Use of Fimbrial Rod for F18ab Fimbriae⁺ STEC Colonization to Host Cells

Bacterial fimbriae mediated adhesion facilitates bacterial attachment to a target cell surface and establishes an initial infection. Type 1 fimbriae are widely distributed among Escherichia coli (E. coli) and promote bacterial attachment to mammalian cells by binding to the mannose-containing receptor^1,2,3. In contrast to pathogenic strains, 85% of tested commensal E. coli strains of human origin do not express type 1 fimbriae⁴, which indicates its critical roles in disease infection. Type 1 fimbriae are also important virulence factors for extra-intestinal pathogens, such as uropathogenic E. coli (UPEC) and neonatal meningitis-causing E. coli (NMEC)^2,5,6.

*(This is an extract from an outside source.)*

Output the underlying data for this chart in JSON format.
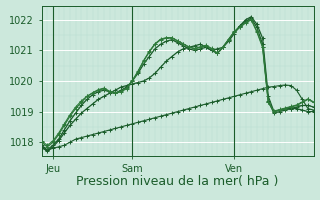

Infections caused by F18 fimbriae⁺ (including two variants: ab and ac) Shiga toxin-producing E. coli (STEC) strains are associated with porcine edema disease (ED) and post-weaning diarrhea (PWD)⁷. Porcine F18 fimbriae⁺ STEC attaches to intestinal epithelial receptors by a variety of surface adhesins, including F18 fimbriae, flagella, E. coli common pilus (ECP) and the adhesin involved in diffuse adherence (AIDA-I)^8,9,10,11. Previously, we had investigated the function of type 1 fimbriae in F18ac fimbriae⁺ ETEC, which demonstrated that type 1 fimbriae facilitate bacterial biofilm formation and adhesion to host cells¹². However, as the pathogenesis of F18ab and F18ac fimbriae⁺ STEC are not totally the same⁷, the role of type 1 fimbriae in F18ab fimbriae⁺ STEC remains unclear. The fimbrial rod is primarily composed of multiple copies of the major fimbrial subunit FimA, and FimH adhesin is assembled into a fibrillar tip structure that drive bacteria binding to host cellular mannose containing receptor¹³. Using λ-Red recombination¹⁴, we had successfully knocked out fimA/fimH gene from a F18ab fimbriae⁺ STEC strain F107/86 (wild-type, O139:H1, Stx2e⁺), and constructed complement strains for this study¹⁵.

Here, we describe a protocol to study the function of bacterial fimbriae in colonization. Bacteria adhesion assay and invasion assay are major methods to investigate the bacteria fimbrial binding performance. It is complicated and costly to perform an animal challenge model or isolate the primary cell line for further infection assays¹⁶. Usually, neither of these results are stable with good repeatability since the individual differences are present between the tested animal. In this study, IPEC-J2 cells are used. These are porcine intestinal columnar epithelial cells that have been isolated from a neonatal piglet’s mid-jejunum¹⁷. It is a stable in vitro cell model for examining the interactions of various animal and human pathogens, including Salmonella enterica and pathogenic E. coli, with intestinal epithelial cells¹⁸, helping explain the role of fimbriae in intestinal infection conveniently and quickly. Otherwise, IPEC-1 cells are another widely used porcine intestinal epithelial cell line, in which case the composition of cellular receptors are different from IPEC-J2¹⁹. For the study of mammary pathogenic bacteria, it is better to use mammary epithelial cell line MAC-T²⁰. Hence, for different bacterial pathogenic conditions, choice of a suitable cell line which mimic in vivo environments is important.

In addition, the biofilm is another essential characteristic for bacterial survival during colonization²¹. In the previous works, silver and congo red were used to stain the biofilm formation in the glass tubes that visually showed the results^22,23. However, the difference of biofilm formation ability between varying strains cannot be measured. Here, we also present a protocol for the quantification of bacterial biofilm formation in vitro, which could easily evaluate the ability of fimbriae in biofilm formation.

The methods proposed in this study utilize a fast and simple in vitro way to determine the function of bacterial fimbriae during the bacteria infection process, which can be widely adapted to other researches in the study of virulence factor in bacterial pathogenic mechanism.